Burkina Faso’s Prime Minister Luc-Adolphe Tiao was stoned by protesting students during a fact-finding visit to the University of Ouagadougou this month.

Le Pays of Ouagadougou reported that Tiao had wanted to "prove his openness of mind and availability" but the "very bitter" students had clearly shown there was still some way to go to build a university that satisfied everyone concerned.

The government’s efforts deserved recognition, especially Tiao’s unhesitating visit to see the reality for himself, and stemmed from a true desire to resolve the problems in universities with social dialogue, said Le Pays.

But the living and studying conditions of Burkinabé students in general, and those at Ouagadougou in particular, had long been insecure and stressful, with education "based on failure", said Le Pays.

The introduction of LMD (licence-masters-doctorate), the system of three, five and eight years’ higher education based on the Bologna process, had been too hasty. In addition there was student dissatisfaction over a number of issues, demotivation of the teaching workforce and inadequate facilities and infrastructure.

Such circumstances did not excuse the actions and jeers that marked the prime minister’s visit, which were reprehensible, said the paper. The students had shown immaturity and would not gain the sympathy of serious people, nor was such an atmosphere conducive to dialogue.

Tiao had planned to spend the day talking to lecturers’ and students’ unions, other members of staff and the governing boards of the two Ouagadougou universities, and to have lunch with students, reported Fasozine.

But while he was delivering his address, a power cut intervened, reported Fasozine. Students became angry when a generator was brought in so the ceremony could continue.

“We’re used to breakdowns, but nobody would dream of providing us with a generator. We just wait in the heat until the current comes back,” they shouted.

Tiao and his delegation waited until the power returned, and students became angrier when the prime minister announced that he would shorten his speech. He continued until a second power cut brought the ceremony to an end.

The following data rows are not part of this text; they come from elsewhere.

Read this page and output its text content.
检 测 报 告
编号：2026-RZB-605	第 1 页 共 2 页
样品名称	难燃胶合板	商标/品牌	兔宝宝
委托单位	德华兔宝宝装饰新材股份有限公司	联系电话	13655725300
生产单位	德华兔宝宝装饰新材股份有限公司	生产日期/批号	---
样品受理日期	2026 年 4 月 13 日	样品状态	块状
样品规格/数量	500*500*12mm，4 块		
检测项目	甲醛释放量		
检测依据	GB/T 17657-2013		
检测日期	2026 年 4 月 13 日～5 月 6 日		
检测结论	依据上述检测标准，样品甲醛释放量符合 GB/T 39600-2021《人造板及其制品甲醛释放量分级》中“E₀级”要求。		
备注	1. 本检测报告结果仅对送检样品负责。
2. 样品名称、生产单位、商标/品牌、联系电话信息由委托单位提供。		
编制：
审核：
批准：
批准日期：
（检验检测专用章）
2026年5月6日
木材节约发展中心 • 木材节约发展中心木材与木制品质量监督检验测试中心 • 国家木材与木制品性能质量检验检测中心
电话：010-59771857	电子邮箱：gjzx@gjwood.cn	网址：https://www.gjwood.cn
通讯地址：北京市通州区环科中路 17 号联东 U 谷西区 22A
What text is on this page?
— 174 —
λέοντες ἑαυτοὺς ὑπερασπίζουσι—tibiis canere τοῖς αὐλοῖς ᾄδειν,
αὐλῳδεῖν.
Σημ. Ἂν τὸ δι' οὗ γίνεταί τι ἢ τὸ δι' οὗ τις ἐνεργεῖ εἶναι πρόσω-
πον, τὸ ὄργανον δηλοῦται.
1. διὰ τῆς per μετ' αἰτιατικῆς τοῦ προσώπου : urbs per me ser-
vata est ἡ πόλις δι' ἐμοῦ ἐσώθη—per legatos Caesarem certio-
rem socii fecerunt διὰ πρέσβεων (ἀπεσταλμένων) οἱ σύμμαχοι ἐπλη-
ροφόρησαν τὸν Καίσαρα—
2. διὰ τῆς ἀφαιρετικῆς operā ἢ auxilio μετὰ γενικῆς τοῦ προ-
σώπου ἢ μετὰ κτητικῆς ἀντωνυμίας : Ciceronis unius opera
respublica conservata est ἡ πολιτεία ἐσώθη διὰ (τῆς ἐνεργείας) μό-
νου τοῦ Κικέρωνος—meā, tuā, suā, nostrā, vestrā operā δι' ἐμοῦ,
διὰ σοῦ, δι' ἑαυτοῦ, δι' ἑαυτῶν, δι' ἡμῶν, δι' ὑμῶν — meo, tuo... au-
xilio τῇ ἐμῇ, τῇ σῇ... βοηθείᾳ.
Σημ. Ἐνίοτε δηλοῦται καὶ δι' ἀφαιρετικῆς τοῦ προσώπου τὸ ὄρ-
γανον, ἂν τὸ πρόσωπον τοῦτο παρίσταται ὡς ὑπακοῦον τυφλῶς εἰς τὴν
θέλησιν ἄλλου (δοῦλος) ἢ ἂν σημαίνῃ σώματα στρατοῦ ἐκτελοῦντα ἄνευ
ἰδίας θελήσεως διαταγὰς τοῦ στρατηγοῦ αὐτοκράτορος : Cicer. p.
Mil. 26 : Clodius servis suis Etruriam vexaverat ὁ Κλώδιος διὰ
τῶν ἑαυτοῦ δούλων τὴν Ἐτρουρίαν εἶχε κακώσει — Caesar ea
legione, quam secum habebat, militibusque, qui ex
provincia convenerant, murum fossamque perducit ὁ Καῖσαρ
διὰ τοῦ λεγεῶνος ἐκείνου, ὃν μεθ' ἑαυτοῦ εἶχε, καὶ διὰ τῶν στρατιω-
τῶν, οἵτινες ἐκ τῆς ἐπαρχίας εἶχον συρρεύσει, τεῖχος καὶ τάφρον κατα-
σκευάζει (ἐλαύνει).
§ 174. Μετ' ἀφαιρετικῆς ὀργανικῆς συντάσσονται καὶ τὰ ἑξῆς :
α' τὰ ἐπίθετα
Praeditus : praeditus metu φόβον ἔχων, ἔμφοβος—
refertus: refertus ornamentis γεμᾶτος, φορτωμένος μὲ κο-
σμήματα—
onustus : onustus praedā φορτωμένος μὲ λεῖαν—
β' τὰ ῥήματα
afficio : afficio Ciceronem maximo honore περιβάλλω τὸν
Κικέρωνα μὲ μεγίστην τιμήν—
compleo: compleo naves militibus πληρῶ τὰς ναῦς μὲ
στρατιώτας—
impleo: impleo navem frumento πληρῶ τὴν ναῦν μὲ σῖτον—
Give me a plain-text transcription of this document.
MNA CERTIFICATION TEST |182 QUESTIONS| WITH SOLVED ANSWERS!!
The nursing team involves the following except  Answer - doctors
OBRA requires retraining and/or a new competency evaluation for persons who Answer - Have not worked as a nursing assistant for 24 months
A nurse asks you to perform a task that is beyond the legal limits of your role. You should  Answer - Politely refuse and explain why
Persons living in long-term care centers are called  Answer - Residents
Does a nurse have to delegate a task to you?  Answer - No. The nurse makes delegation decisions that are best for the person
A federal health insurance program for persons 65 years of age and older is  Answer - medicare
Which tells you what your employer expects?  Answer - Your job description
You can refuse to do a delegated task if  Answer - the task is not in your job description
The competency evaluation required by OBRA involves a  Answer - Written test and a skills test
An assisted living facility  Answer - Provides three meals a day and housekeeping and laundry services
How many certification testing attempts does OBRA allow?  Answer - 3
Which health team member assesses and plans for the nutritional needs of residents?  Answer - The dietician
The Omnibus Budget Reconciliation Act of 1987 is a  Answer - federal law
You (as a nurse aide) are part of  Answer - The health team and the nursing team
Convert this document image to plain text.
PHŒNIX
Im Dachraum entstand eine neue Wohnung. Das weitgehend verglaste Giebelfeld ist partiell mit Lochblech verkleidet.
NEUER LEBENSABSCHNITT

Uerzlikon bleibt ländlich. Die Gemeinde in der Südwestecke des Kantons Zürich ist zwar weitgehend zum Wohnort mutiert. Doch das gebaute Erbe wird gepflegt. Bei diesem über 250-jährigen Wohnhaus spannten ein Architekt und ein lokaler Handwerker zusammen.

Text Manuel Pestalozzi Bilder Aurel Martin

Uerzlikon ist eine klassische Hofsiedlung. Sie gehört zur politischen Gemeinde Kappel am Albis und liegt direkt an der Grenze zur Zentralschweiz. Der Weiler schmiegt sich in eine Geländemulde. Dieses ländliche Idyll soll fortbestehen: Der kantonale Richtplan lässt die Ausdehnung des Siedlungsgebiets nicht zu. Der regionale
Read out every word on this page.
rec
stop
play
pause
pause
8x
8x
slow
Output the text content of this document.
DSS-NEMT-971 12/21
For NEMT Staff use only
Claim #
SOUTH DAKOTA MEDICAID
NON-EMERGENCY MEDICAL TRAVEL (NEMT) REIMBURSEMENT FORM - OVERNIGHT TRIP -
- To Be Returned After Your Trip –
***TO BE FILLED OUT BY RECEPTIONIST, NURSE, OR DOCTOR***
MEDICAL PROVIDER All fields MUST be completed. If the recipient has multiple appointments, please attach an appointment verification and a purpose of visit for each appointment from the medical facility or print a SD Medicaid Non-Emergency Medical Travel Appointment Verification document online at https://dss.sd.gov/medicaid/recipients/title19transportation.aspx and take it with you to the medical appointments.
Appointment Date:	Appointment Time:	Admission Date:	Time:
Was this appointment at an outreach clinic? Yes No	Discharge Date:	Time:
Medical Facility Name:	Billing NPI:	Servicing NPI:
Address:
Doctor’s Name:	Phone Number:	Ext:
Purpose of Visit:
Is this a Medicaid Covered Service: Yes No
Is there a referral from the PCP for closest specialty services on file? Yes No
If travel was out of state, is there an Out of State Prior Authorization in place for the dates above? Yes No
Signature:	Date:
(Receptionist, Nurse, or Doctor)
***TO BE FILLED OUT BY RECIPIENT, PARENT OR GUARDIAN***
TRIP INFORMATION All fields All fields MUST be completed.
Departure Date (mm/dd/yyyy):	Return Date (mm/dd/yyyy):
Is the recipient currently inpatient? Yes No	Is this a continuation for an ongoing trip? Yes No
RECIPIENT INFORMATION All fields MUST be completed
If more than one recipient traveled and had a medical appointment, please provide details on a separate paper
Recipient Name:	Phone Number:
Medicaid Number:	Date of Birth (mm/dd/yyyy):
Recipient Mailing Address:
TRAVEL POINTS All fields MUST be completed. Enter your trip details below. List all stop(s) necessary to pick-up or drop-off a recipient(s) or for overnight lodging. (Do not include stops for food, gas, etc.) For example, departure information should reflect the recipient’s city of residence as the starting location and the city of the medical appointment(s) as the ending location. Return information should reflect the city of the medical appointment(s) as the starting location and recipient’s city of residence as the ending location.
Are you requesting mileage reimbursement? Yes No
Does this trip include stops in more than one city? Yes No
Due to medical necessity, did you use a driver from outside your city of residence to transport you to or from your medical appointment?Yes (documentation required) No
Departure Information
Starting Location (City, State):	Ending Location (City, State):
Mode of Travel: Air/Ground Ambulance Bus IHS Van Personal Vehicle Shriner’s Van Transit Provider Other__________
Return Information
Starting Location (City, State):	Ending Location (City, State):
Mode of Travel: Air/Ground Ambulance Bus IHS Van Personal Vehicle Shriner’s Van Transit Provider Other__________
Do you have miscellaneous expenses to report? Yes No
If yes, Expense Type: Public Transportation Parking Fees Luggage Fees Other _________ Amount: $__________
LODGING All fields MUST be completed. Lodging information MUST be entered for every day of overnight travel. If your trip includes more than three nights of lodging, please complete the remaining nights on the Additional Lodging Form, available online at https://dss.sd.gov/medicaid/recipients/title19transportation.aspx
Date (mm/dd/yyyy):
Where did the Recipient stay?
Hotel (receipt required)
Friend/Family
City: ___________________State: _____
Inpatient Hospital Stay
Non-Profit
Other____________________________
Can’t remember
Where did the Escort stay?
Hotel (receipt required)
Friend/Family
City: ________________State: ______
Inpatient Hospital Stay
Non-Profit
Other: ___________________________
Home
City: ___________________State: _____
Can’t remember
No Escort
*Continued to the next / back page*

Tiao intended to have fresh talks with other members of the university in another room, reported Fasozine, but the students’ anger was mounting further and soon afterwards they started throwing stones at the prime minister. They also blocked the road outside for about an hour, and burned tyres.

Meanwhile, students at the Centre Universitaire Polytechnique de Dédougou called a 48-hour strike earlier this month, the first since the institution opened last April. They were protesting against lack of student accommodation, healthcare and ICT facilities, teachers, a library and a university restaurant, reported L’Observateur Paalga of Ouagadougou.

Serge Antoine Nombré and Bassiniki Ouattara, representatives of ANEB, the National Association of Burkinabé Students, said they had called the stoppage having received no response after bringing the dismal conditions for students to the attention of the authorities.

* This article is drawn from local media. University World News cannot vouch for the accuracy of the original reports.